[OPE-L] GPM, "Critica al neomarxista Samir Amin"

From: Jurriaan Bendien (adsl675281@TISCALI.NL)
Date: Mon Dec 03 2007 - 01:48:05 EST


Jerry, 

I am not fussed about the labels per se, although it obviously helps a lot if we call things by the right names. Well, all that I know is that I am not a Marxist. 

Not sure if neo-Marxism is a term of abuse - it could be simply a descriptive term which indicates a position which partly modifies Marx's own thinking. To the extent that Marx bequeathed us an unfinished and incomplete analysis of modern society, and to the extent some of his manuscripts were never or rarely accessible, there is a sense in which we are all "neo" now. 

Appelations of "orthodoxy" connote a consistency with Marx's own thought I guess, a '"correct" interpretation of what he really thought and stood for. Mandel was called both a neo-Marxist and a "Neanderthal orthodox Marxist" in continental Europe.

As far as I know, the term "late capitalism" came into use in Europe towards the end of the 1930s when many economists believed capitalism was doomed (see, for example, Natalia Moszkowska's Zur Dynamik des Spätkapitalismus. Zurich: Verlag Der Aufbruch, 1943) and it was used in the 1960s particularly in Germany and Austria, among others by Marxists writing in the tradition of the Frankfurt School and Austromarxism. 

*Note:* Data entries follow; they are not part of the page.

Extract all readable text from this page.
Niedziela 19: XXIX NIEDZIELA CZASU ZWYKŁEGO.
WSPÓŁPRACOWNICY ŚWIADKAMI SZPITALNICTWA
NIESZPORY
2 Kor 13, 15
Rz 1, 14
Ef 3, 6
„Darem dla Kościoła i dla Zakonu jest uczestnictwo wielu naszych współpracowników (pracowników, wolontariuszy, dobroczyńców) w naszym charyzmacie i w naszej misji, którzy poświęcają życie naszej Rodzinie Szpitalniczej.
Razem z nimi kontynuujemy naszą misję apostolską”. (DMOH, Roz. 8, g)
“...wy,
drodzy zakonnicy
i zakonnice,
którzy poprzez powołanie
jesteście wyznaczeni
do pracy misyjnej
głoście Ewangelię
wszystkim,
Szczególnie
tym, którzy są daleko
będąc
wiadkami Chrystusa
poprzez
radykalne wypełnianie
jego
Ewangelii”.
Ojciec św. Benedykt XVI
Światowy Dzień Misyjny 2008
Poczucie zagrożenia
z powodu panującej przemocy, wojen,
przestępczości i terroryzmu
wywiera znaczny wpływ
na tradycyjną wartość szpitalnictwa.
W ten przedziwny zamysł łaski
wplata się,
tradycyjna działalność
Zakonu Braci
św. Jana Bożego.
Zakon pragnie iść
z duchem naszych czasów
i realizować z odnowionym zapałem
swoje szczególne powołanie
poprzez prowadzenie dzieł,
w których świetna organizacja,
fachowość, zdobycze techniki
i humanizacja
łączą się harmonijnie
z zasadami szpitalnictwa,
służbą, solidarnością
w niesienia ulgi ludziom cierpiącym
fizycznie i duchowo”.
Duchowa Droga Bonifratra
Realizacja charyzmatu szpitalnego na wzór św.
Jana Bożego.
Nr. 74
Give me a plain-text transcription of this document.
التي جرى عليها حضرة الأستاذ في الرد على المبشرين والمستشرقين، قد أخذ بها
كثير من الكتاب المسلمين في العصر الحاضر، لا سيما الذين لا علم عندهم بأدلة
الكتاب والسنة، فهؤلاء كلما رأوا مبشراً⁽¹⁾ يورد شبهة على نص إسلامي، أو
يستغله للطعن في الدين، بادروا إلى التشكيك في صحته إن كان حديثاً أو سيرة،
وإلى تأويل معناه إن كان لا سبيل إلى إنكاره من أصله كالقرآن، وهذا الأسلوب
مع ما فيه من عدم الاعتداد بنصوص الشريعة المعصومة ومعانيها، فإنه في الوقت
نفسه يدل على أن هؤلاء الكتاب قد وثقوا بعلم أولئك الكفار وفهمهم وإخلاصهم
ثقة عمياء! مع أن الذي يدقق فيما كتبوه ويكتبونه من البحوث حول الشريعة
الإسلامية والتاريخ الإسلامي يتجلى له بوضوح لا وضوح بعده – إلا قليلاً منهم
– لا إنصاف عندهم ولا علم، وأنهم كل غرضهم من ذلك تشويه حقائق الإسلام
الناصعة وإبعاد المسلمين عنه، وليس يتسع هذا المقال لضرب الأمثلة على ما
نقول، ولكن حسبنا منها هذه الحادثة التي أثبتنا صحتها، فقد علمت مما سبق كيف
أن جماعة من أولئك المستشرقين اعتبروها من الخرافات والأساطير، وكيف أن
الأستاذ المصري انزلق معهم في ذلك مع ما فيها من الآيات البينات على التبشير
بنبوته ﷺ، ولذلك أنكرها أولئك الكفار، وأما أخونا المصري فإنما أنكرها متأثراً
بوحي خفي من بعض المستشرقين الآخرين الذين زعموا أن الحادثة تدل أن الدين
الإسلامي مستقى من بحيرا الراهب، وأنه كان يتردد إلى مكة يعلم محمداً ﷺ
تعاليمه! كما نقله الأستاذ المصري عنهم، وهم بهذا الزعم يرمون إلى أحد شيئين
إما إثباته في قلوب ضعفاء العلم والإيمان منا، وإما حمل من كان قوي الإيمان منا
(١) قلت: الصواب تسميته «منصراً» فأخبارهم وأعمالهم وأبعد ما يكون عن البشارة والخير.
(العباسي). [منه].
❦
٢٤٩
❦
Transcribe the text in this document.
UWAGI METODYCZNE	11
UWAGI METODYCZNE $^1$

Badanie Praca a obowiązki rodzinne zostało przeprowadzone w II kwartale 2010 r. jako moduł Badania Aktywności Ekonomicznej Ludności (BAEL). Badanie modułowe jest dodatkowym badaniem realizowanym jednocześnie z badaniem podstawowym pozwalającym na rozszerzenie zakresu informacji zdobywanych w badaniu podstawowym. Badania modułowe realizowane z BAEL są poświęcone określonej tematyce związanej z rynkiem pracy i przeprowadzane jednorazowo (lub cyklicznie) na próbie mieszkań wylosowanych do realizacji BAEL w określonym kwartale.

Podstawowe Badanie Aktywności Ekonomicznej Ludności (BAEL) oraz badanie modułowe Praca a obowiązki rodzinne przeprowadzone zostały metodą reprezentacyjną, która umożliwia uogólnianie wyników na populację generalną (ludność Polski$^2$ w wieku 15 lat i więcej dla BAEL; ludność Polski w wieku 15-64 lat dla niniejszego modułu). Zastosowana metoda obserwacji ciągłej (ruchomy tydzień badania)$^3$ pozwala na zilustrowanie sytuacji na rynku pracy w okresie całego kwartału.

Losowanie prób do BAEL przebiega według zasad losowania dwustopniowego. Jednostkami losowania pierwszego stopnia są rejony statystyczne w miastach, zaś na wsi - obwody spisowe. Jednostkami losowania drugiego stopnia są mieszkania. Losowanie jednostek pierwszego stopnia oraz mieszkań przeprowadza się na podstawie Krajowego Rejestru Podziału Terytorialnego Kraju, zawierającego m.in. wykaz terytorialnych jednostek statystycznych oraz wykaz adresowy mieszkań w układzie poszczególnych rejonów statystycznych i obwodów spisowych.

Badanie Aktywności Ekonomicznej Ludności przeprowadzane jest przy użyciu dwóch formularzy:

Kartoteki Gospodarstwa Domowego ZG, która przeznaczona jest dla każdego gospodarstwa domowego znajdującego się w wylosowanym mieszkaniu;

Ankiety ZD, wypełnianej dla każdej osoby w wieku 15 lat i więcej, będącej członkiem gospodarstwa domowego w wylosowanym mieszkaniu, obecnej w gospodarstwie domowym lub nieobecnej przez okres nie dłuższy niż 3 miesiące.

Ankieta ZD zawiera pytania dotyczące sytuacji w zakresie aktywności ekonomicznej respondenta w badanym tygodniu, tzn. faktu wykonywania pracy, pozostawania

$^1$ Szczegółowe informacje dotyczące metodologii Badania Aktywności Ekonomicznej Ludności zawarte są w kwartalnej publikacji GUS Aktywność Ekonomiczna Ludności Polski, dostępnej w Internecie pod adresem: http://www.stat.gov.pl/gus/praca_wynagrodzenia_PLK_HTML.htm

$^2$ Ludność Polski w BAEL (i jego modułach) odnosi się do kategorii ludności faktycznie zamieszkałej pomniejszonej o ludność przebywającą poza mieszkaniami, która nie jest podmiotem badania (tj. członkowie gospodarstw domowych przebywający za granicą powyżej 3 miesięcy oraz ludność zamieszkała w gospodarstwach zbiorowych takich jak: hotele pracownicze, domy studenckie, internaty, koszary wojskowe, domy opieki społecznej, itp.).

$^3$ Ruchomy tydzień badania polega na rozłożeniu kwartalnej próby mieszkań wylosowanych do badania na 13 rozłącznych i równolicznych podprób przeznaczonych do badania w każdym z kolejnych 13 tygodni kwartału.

Neo-capitalism was a term used by some French and Belgian socialists in the 1960s, for example Andre Gorz and Leo Michielsen. Others, particularly in Britain, used terms such as "Fordist capitalism" (after Gramsci and Aglietta).

The accounting conference looks very interesting... as I have argued for many years, all accounting in fact presumes a value theory of some kind which goes beyond prices and cannot be completely derived from prices.